La requérante initiale du recours, Gisèle Allard, une femme tétraplégique qui souffrait d'une ataxie de Friedreich, est aujourd'hui morte. C'est avec beaucoup d'émotion que Johanne Ravenda, sa curatrice à la personne, a présenté hier les grandes lignes de l'entente, qui devra maintenant être approuvée par un juge. «Pour moi, c'est une journée de grande tristesse et de grande joie, a-t-elle déclaré dans les bureaux de son avocat Me Jean-Pierre Ménard. Je me dis qu'au ciel, si ciel il y a, il y a une grande fête aujourd'hui!», a-t-elle ajouté.

Dix ans de délais

Gisèle Allard a déposé son recours en 1997, mais au dire de Me Ménard, la partie adverse a multiplié les procédures judiciaires durant 10 ans pour éviter que la cause aille de l'avant.

Dans la requête initiale, des négligences sur le plan de l'alimentation, des soins de santé et de l'hygiène de Mme Allard étaient mises en cause. La dame était aussi surmédicamentée, ce qui lui a causé des effets secondaires, dont des hallucinations.

L'affaire a cependant véritablement pris son envol en 2003, à la suite de reportages de La Presse qui ont révélé qu'une femme handicapée de 51 ans avait été victime de propos violents et menaçants de la part d'employés. Deux préposés lui avaient fait croire qu'un maniaque sexuel se masturbait en la regardant par la fenêtre.
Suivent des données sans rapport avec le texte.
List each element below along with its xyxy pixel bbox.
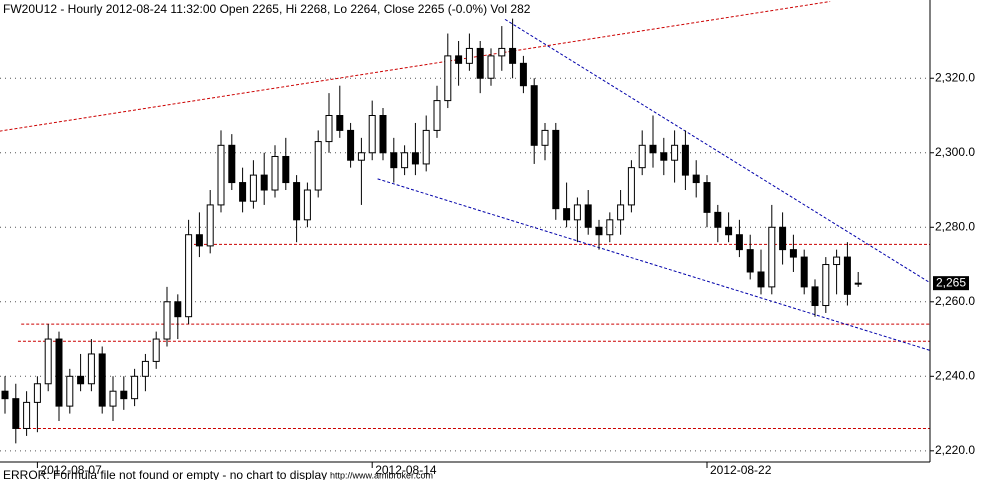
y-tick-label: 2,240.0 (935, 368, 975, 382)
candle-body (303, 189, 311, 221)
candle-body (444, 55, 452, 102)
x-tick-label: 2012-08-07 (40, 463, 102, 477)
candle-body (77, 375, 85, 385)
candle-body (735, 234, 743, 251)
last-price-label: 2,265 (936, 275, 966, 289)
candle-body (573, 204, 581, 221)
candle-body (98, 353, 106, 407)
candle-body (498, 47, 506, 57)
candle-body (379, 115, 387, 154)
y-tick-label: 2,280.0 (935, 219, 975, 233)
trend-line (0, 0, 831, 132)
candle-body (282, 155, 290, 184)
candle-body (87, 353, 95, 385)
candle-body (789, 249, 797, 258)
candle-body (833, 256, 841, 266)
candle-body (519, 62, 527, 87)
candle-body (660, 152, 668, 161)
candle-body (714, 211, 722, 228)
candle-body (1, 390, 9, 400)
candle-body (627, 167, 635, 206)
candle-body (606, 219, 614, 236)
candle-body (617, 204, 625, 221)
candle-body (455, 55, 463, 64)
candle-body (260, 174, 268, 191)
y-tick-label: 2,300.0 (935, 145, 975, 159)
candle-body (44, 338, 52, 385)
candle-body (584, 204, 592, 228)
candle-body (325, 115, 333, 143)
candle-body (725, 226, 733, 236)
candle-body (390, 152, 398, 169)
candle-body (757, 271, 765, 288)
candle-body (671, 144, 679, 161)
candle-body (779, 226, 787, 251)
x-tick-label: 2012-08-22 (710, 463, 772, 477)
candle-body (249, 174, 257, 202)
candle-body (33, 383, 41, 403)
candle-body (822, 264, 830, 307)
candle-body (595, 226, 603, 236)
candle-body (843, 256, 851, 295)
candle-body (746, 249, 754, 273)
candle-body (152, 338, 160, 362)
candle-body (228, 144, 236, 184)
candle-body (487, 55, 495, 79)
candle-body (811, 286, 819, 307)
candle-body (347, 129, 355, 161)
candle-body (314, 141, 322, 191)
candle-body (530, 85, 538, 146)
candle-body (800, 256, 808, 288)
candle-body (509, 47, 517, 64)
candle-body (66, 375, 74, 407)
candle-body (357, 152, 365, 161)
candle-body (433, 100, 441, 131)
candle-body (411, 152, 419, 165)
candle-body (692, 174, 700, 184)
x-tick-label: 2012-08-14 (375, 463, 437, 477)
candle-body (239, 182, 247, 202)
last-price-box (933, 276, 969, 291)
trend-line (504, 18, 930, 283)
chart-title: FW20U12 - Hourly 2012-08-24 11:32:00 Ope… (3, 2, 531, 16)
candle-body (109, 390, 117, 407)
candle-body (563, 208, 571, 221)
candle-body (681, 144, 689, 176)
candle-body (271, 155, 279, 191)
trend-line (377, 178, 930, 351)
candle-body (12, 398, 20, 429)
candle-body (541, 129, 549, 146)
candle-body (638, 144, 646, 169)
candle-body (120, 390, 128, 400)
candle-body (23, 401, 31, 429)
candle-body (163, 301, 171, 340)
url: http://www.amibroker.com (330, 470, 433, 480)
candle-body (476, 47, 484, 79)
candle-body (55, 338, 63, 407)
candle-body (703, 182, 711, 213)
candle-body (131, 375, 139, 400)
candle-body (854, 282, 862, 285)
candle-body (422, 129, 430, 165)
candle-body (552, 129, 560, 210)
candle-body (401, 152, 409, 169)
candle-body (368, 115, 376, 154)
candle-body (336, 115, 344, 131)
candle-body (206, 204, 214, 247)
candle-body (768, 226, 776, 288)
error-message: ERROR: Formula file not found or empty -… (3, 468, 327, 480)
candle-body (195, 234, 203, 247)
candle-body (293, 182, 301, 221)
y-tick-label: 2,220.0 (935, 443, 975, 457)
y-tick-label: 2,320.0 (935, 70, 975, 84)
y-tick-label: 2,260.0 (935, 294, 975, 308)
candle-body (217, 144, 225, 206)
candle-body (174, 301, 182, 318)
candle-body (185, 234, 193, 318)
candle-body (649, 144, 657, 154)
candle-body (465, 47, 473, 64)
candle-body (141, 360, 149, 377)
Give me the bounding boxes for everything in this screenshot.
Leurs propos avaient été enregistrés. Quelques jours plus tard, le directeur général du CHSLD, Léon Lafleur, s'est suicidé.
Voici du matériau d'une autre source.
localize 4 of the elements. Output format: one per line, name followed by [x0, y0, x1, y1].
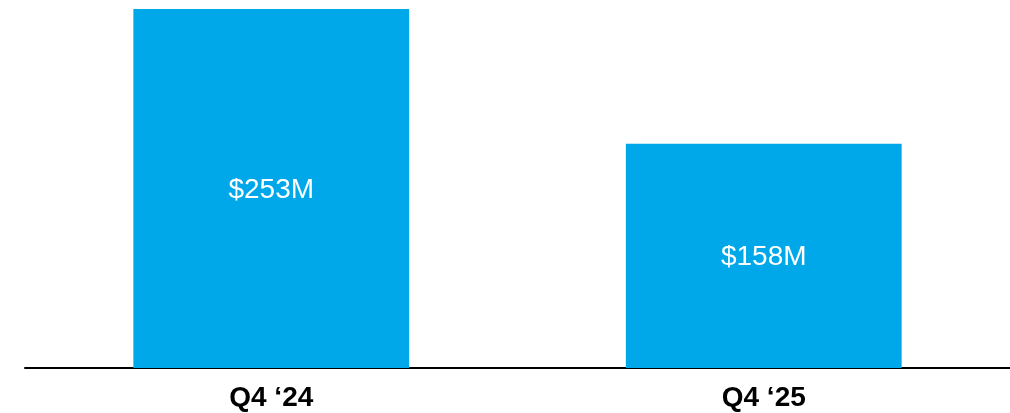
x-tick-label: Q4 ‘24 [229, 380, 314, 412]
data-label: $158M [720, 240, 807, 272]
x-tick-label: Q4 ‘25 [721, 380, 806, 412]
data-label: $253M [228, 173, 315, 204]
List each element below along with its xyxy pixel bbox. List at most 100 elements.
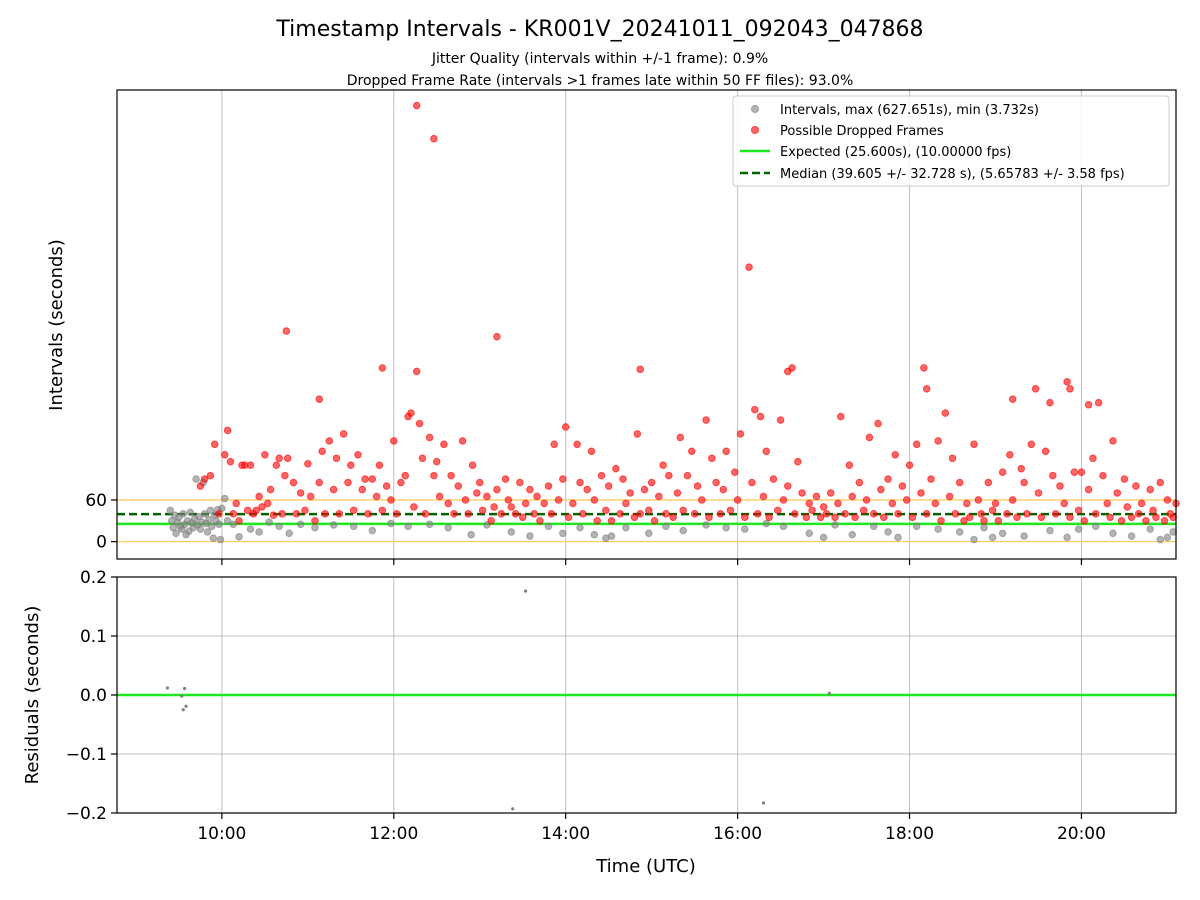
dropped-frame-point <box>1146 485 1155 494</box>
dropped-frame-point <box>335 510 344 518</box>
residual-point <box>827 691 831 695</box>
dropped-frame-point <box>984 478 993 487</box>
dropped-frame-point <box>378 506 387 515</box>
dropped-frame-point <box>533 492 541 501</box>
interval-point <box>311 523 319 532</box>
dropped-frame-point <box>834 499 842 508</box>
dropped-frame-point <box>819 503 828 511</box>
dropped-frame-point <box>1132 482 1140 490</box>
dropped-frame-point <box>412 101 421 110</box>
dropped-frame-point <box>765 513 773 522</box>
dropped-frame-point <box>275 454 283 463</box>
dropped-frame-point <box>773 506 782 515</box>
dropped-frame-point <box>1091 510 1100 518</box>
dropped-frame-point <box>255 492 263 501</box>
dropped-frame-point <box>344 478 352 487</box>
intervals-y-tick-label: 0 <box>96 533 107 553</box>
dropped-frame-point <box>266 485 275 494</box>
dropped-frame-point <box>998 468 1007 476</box>
dropped-frame-point <box>826 489 835 497</box>
interval-point <box>220 494 229 503</box>
dropped-frame-point <box>626 489 634 497</box>
dropped-frame-point <box>590 496 599 504</box>
dropped-frame-point <box>776 416 785 424</box>
residuals-y-tick-label: 0.2 <box>80 568 107 588</box>
dropped-frame-point <box>450 510 458 518</box>
dropped-frame-point <box>573 440 581 449</box>
dropped-frame-point <box>1137 499 1146 508</box>
interval-point <box>1146 525 1155 533</box>
residual-point <box>181 708 185 712</box>
dropped-frame-point <box>504 496 513 504</box>
interval-point <box>894 533 902 542</box>
dropped-frame-point <box>561 423 570 431</box>
x-tick-label: 10:00 <box>197 824 246 844</box>
residuals-y-ticks: −0.2 −0.1 0.0 0.1 0.2 <box>66 568 117 824</box>
dropped-frame-point <box>736 430 745 438</box>
dropped-frame-point <box>261 450 269 459</box>
interval-point <box>934 525 942 533</box>
legend-median-label: Median (39.605 +/- 32.728 s), (5.65783 +… <box>780 167 1125 182</box>
dropped-frame-point <box>783 482 792 490</box>
dropped-frame-point <box>468 461 477 470</box>
dropped-frame-point <box>269 511 278 520</box>
dropped-frame-point <box>283 454 292 463</box>
interval-point <box>205 515 213 524</box>
interval-point <box>215 520 223 529</box>
dropped-frame-point <box>941 409 950 417</box>
dropped-frame-point <box>389 437 398 445</box>
dropped-frame-point <box>576 478 584 487</box>
dropped-frame-point <box>444 499 453 508</box>
intervals-y-ticks: 0 60 <box>85 491 117 553</box>
dropped-frame-point <box>756 412 765 421</box>
dropped-frame-point <box>697 496 706 504</box>
dropped-frame-point <box>1034 489 1043 497</box>
dropped-frame-point <box>521 499 530 508</box>
interval-point <box>644 529 653 538</box>
dropped-frame-point <box>865 433 874 442</box>
dropped-frame-point <box>922 510 931 518</box>
interval-point <box>265 518 273 526</box>
dropped-frame-point <box>579 510 587 518</box>
dropped-frame-point <box>970 440 978 449</box>
dropped-frame-point <box>665 471 673 480</box>
dropped-frame-point <box>1149 506 1157 515</box>
dropped-frame-point <box>855 478 864 487</box>
dropped-frame-point <box>507 503 516 511</box>
interval-point <box>1020 532 1028 540</box>
dropped-frame-point <box>1013 513 1021 522</box>
dropped-frame-point <box>612 464 620 473</box>
dropped-frame-point <box>783 367 792 376</box>
dropped-frame-point <box>516 478 524 487</box>
dropped-frame-point <box>965 513 974 522</box>
dropped-frame-point <box>564 513 573 522</box>
dropped-frame-point <box>418 454 427 463</box>
dropped-frame-point <box>859 506 868 515</box>
interval-point <box>819 533 828 542</box>
dropped-frame-point <box>447 471 455 480</box>
dropped-frame-point <box>215 510 223 518</box>
dropped-frame-point <box>200 475 209 483</box>
dropped-frame-point <box>1123 503 1132 511</box>
dropped-frame-point <box>708 454 716 463</box>
dropped-frame-point <box>306 492 315 501</box>
dropped-frame-point <box>1051 510 1060 518</box>
dropped-frame-point <box>1077 468 1086 476</box>
dropped-frame-point <box>315 478 324 487</box>
interval-point <box>679 526 687 535</box>
dropped-frame-point <box>278 510 286 518</box>
dropped-frame-point <box>540 499 549 508</box>
residuals-panel: −0.2 −0.1 0.0 0.1 0.2 10:00 12:00 14:00 16:00 18… <box>22 568 1177 844</box>
dropped-frame-point <box>487 516 496 525</box>
dropped-frame-point <box>1066 384 1074 393</box>
interval-point <box>192 475 200 483</box>
residuals-y-label: Residuals (seconds) <box>22 606 43 785</box>
dropped-frame-point <box>246 461 255 470</box>
dropped-frame-point <box>733 496 742 504</box>
interval-point <box>209 534 218 542</box>
dropped-frame-point <box>1160 516 1169 525</box>
dropped-frame-point <box>730 468 739 476</box>
interval-point <box>848 530 857 539</box>
x-tick-label: 16:00 <box>713 824 762 844</box>
interval-point <box>200 510 209 518</box>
L'indemnisation de 7 millions couvre la période du 1er janvier 1995 au 3 mars 2006. Les résidants qui ont séjourné au CHSLD recevront une indemnité de 2500$ par année. La somme pourra être revue à la hausse ou à la baisse en fonction du nombre de réclamations. Les héritiers des victimes auront droit au tiers de la somme.
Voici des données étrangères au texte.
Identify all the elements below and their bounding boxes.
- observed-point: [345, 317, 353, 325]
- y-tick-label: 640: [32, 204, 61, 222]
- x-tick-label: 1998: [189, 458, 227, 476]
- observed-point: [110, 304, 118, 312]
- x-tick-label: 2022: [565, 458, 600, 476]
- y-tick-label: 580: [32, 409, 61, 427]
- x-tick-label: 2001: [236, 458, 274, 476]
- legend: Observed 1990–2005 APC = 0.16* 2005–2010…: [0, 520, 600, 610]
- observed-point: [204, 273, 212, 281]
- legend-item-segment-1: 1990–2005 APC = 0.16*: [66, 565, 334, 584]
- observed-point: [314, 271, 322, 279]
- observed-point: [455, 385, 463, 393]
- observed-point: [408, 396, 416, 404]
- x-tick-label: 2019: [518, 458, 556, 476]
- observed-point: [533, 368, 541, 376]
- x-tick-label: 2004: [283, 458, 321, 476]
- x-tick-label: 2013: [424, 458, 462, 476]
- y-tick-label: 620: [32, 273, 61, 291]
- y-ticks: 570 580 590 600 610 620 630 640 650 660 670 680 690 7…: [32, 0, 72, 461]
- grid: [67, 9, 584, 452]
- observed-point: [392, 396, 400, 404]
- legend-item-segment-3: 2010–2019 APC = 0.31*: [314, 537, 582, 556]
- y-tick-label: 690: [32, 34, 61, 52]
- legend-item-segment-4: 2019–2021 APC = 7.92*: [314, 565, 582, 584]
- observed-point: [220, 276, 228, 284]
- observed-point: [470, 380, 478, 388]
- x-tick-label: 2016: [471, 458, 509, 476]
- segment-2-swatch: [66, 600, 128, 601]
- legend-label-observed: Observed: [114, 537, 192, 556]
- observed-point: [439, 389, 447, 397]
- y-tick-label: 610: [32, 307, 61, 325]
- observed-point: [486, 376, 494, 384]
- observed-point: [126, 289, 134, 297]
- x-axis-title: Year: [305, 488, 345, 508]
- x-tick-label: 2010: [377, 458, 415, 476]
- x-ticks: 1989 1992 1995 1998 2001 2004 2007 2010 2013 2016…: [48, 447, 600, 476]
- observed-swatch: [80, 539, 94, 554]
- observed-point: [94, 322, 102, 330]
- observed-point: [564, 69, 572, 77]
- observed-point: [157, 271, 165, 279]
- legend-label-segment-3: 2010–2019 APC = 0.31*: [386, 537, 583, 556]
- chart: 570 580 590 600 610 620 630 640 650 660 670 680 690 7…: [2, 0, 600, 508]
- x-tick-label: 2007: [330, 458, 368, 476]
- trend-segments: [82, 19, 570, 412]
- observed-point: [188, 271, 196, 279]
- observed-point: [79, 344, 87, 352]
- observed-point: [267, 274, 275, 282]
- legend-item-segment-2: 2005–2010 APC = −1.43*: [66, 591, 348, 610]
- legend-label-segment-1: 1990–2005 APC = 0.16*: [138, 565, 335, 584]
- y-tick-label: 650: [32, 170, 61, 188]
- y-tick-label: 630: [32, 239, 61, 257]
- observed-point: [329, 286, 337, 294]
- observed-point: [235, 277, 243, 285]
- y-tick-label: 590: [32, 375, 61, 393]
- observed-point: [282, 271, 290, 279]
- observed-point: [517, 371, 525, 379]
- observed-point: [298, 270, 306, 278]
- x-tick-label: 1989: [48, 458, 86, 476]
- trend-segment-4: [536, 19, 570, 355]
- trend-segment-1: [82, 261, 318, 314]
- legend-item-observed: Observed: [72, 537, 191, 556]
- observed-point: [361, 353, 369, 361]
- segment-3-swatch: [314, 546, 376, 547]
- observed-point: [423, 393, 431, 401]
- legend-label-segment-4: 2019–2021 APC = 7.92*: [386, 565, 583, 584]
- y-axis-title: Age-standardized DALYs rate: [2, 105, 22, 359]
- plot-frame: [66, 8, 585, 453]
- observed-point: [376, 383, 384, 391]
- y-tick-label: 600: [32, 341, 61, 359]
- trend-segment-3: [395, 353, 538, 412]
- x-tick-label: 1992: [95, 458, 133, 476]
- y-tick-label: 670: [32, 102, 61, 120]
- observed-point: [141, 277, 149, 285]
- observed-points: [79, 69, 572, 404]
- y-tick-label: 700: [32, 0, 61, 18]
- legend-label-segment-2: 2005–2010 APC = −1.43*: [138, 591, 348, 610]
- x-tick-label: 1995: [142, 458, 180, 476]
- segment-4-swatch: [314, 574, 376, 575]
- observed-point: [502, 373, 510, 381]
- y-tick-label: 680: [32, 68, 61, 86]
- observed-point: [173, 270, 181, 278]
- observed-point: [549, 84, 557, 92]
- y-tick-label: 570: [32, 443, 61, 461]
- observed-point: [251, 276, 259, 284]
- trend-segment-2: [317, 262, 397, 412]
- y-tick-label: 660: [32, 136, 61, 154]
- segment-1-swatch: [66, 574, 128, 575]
Dans le cadre de l'entente, 250 000$ seront alloués au Fonds Gisèle Allard consacré exclusivement à améliorer la qualité de vie des résidants du centre d'hébergement du Centre-Ville-de-Montréal (anciennement le CHSLD Saint-Charles-Borromée). Cette somme servira notamment aux résidants pour faire des sorties culturelles, avoir des loisirs ou pour obtenir des soins de santé qui ne sont pas couverts par le régime public.

Une somme de 250 000$ sera aussi allouée au Fonds Hélène Rumak, une autre victime. Les sommes seront utilisées pour organiser des formations pour informer les usagers des centres d'hébergement publics sur la défense de leurs droits.

Me Ménard et Mme Ravenda affirment qu'il s'agit d'une entente «historique» et estiment qu'il s'agit d'une grande victoire pour les «sans voix» du système de santé, les gens extrêmement vulnérables comme les patients lourdement handicapés qui vivent à la résidence Saint-Charles-Borromée, aujourd'hui appelé le centre d'hébergement du Centre-Ville-de-Montréal.

De son côté, la directrice de l'hébergement du Centre, Hélène Larochelle, s'est dite «heureuse» de l'entente et assure que tout est fait pour assurer des services de qualité aux résidants. «Je ne vous dis pas qu'il ne se passe jamais rien. [...] mais ce qu'il faut retenir, c'est qu'il y a des mesures qui ont été mises en place pour assurer une qualité de vie. Nous avons une équipe de travail avec des employés généreux et attentifs.»